Original | <Value>org:division/category/DATA</Value> |
Fuzzed #1 | <Value>AAAAAAAAA:division/category/DATA=DATA</Value> |
Fuzzed #2 | <Value>org:AAAAAAAAAAAA/category/DATA=DATA</Value> |
Fuzzed #3 | <Value>org:division/AAAAAAAAAAAAA/DATA=DATA</Value> |
Fuzzed #4 | <Value>org:division/category/AAAAAAAAAA=DATA</Value> |
Fuzzed #5 | <Value>org:division/category/DATA=AAAAAAAAAA</Value> |
And to keep it going, fuzzing should actually be expanded quite a bit beyond the example above. In addition to fuzzing strings with other strings, INT’s should used, byte arrays, etc. Also, the separator values (e.g. : and / and =) should also included in testing. Typical payloads used in fuzzing are shown below. When testing we usually apply the relevant selection to the logic being tested.
- Character multiples
- Max unsigned and signed integer values
- Variations on format strings using '%n'
- Long strings
- Empty strings and null values
- Extended ASCII
- Binary values
- Base64 and HTML encoded values
- SQL Injection
- Common bad ASCII (' " < >)
- All numbers
- All letters
- All spaces
- Invalid date formats
- Dictionaries relevant to the application
To monitor the behavior of the web service during the fuzzing runs we attach WinDbg to the worker process with heap checking enabled.

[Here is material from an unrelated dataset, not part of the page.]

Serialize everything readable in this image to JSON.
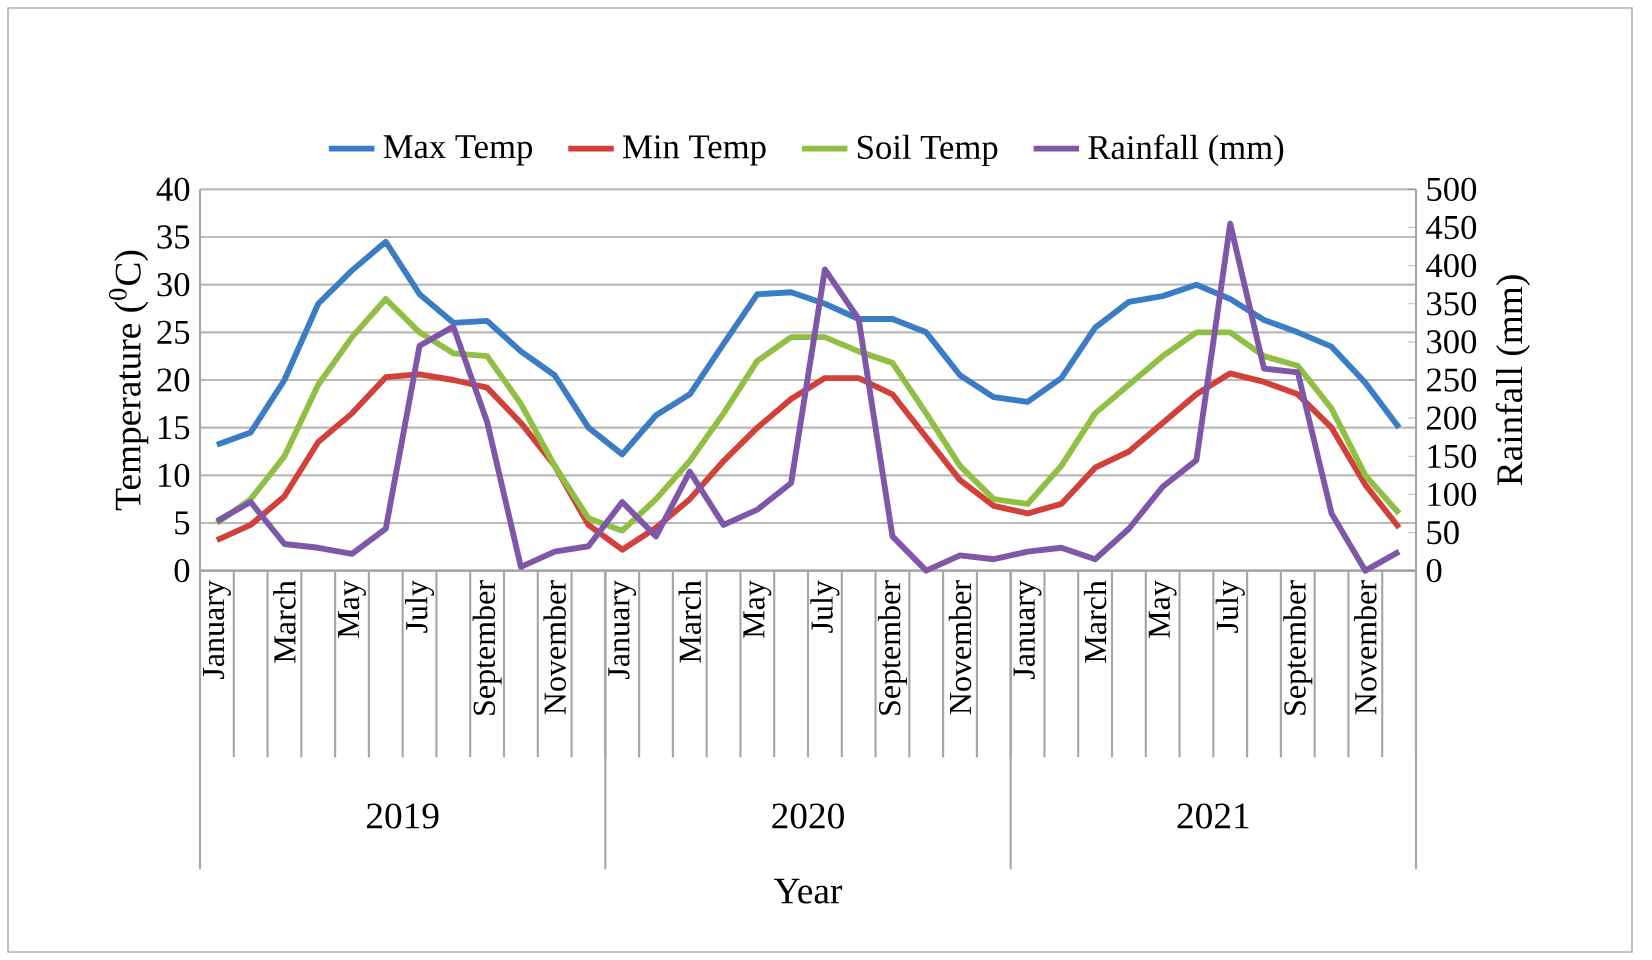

We break on any significant exceptions to investigate the call stack and relevant code sections. The event log is scrubbed for any reported errors, which are then investigated. To determine denial of service conditions we use Perfmon to observe the process's CPU and memory usage. In our SOAP fuzzing we should also insert a unique marker into each request, and also log each sent request, so that we can later reproduce the condition that caused the error. In this case we will place an incremented number in the User Agent value of the SOAP requests, which is readable in the IIS logs. In addition, the randomness of fuzzing could be seeded with a value which would allow for reproducibility. This is possible with some of the fuzzing frameworks out there, we we haven't talked about too much, such as Peach.
Saam Choy
2007-09-10T08:21:22.000Z
A lot of what you are talking about is automated by tools like WSBang and OWASP's WSFuzzer. They do a great job of auto-generating massive, and in some cases intelligent, attack vectors.
Chris Weber
2007-09-20T08:51:40.000Z
Absolutely, we leverage those tools quite a bit. Not the one's you've mentioned specifically, but usually we build from frameworks such as Peach as I mentioned. I often find the WS I'm dealing with have too many complexities that are more easily tested this way. The canned WS fuzzing tools are usually fine for simple web services though. Although I argue that there's only a few specific areas where fuzzing managed code is even useful.